Transcriptome Assembly
Transcriptome assembly aims to identify different RNA isoforms and splicing variations.
The Trinity method, developed by the Broad Institute and the Hebrew University of Jerusalem, utilizes a De Bruijn graph approach.
Trinity Strategies
Trinity uses three main strategies:
Inchworm: Creates a linear sequence of transcripts with a greedy approach.
Chrysalis: Clusters Inchworm contigs into connected components.
Butterfly: Processes the graphs to resolve alternative splicing and isoform variations.
RNA Sequencing and Assembly
Paired-end RNA sequencing is crucial for transcriptome assembly.
The assembly can be reference-based (if a similar genome is available) or de novo.
De novo assembly helps identify alternative splicing events and transcript variations.
Read Depth and Saturation
The required number of reads depends on the genome and transcriptome complexity.
For yeast (Saccharomyces), approximately 45 million reads may be sufficient, while for mouse, at least 90 million reads may be needed to reach saturation.
Assessing Assembly Correctness
Statistical tools are used to assess the correctness of assemblies.
The N50 value and tools like H750 can be used to evaluate assembly quality.
Comparative Transcriptomics
Assembled transcriptomes can be compared to study gene expression differences.

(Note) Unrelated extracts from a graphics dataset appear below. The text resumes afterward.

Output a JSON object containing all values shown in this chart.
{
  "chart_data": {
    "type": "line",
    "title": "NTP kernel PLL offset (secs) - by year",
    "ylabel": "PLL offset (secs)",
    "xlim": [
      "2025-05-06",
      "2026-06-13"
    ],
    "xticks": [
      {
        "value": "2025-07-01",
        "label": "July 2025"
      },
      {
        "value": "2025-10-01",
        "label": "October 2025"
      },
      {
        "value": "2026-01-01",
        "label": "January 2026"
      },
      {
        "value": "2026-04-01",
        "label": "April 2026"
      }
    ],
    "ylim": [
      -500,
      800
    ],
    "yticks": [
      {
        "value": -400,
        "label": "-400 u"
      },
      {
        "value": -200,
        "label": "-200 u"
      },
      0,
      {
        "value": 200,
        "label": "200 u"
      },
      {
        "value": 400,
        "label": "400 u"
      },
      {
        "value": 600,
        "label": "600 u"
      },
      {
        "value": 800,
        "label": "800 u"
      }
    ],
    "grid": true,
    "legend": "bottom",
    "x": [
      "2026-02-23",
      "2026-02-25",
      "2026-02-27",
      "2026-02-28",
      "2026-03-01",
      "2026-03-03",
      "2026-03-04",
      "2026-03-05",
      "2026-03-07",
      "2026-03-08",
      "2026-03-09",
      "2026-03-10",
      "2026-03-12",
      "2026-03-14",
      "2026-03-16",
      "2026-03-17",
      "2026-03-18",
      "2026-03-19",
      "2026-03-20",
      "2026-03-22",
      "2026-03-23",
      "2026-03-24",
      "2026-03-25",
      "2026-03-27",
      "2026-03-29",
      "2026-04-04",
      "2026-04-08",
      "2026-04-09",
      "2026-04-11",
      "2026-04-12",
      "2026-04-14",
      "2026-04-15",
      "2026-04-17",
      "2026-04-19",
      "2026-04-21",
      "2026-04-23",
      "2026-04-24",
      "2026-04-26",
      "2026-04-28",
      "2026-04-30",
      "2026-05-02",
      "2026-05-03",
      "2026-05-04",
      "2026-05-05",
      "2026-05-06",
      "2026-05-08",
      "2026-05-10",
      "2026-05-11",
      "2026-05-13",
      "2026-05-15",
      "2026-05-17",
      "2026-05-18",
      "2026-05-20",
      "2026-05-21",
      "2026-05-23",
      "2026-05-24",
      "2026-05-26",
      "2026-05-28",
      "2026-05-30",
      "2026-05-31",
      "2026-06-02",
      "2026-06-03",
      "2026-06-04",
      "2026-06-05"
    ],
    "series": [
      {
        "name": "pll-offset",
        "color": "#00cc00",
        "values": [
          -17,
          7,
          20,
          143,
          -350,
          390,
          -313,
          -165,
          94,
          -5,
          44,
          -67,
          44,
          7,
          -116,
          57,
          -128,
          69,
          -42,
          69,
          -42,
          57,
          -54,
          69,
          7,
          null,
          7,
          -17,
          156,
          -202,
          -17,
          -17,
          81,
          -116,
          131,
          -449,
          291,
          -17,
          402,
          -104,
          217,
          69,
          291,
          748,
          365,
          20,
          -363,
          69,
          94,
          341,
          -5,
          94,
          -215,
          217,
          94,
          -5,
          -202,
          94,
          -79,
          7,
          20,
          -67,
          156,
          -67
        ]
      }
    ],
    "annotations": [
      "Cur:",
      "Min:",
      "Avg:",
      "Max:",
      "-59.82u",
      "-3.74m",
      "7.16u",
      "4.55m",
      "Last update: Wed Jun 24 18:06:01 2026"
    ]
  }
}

Expression data provides additional information on phenotypic and functional differences between species.
A publication by Allen Wilson and Marie-Claire King demonstrated the expression differences can give new information about species relationships.
Brain Transcriptomics Comparison
Comparative transcriptomics can reveal differences in gene usage across species.
For example, genes in the hippocampus region of the brain show different expression ratios in humans, mice, and pigs.
Computation Biology Pioneers
Eugene Myers is recognized as one of the founders of computational biology. He developed the first assembly program.
David Haussler and Jim Kent are also pioneers, known for the UCSC Genome Browser.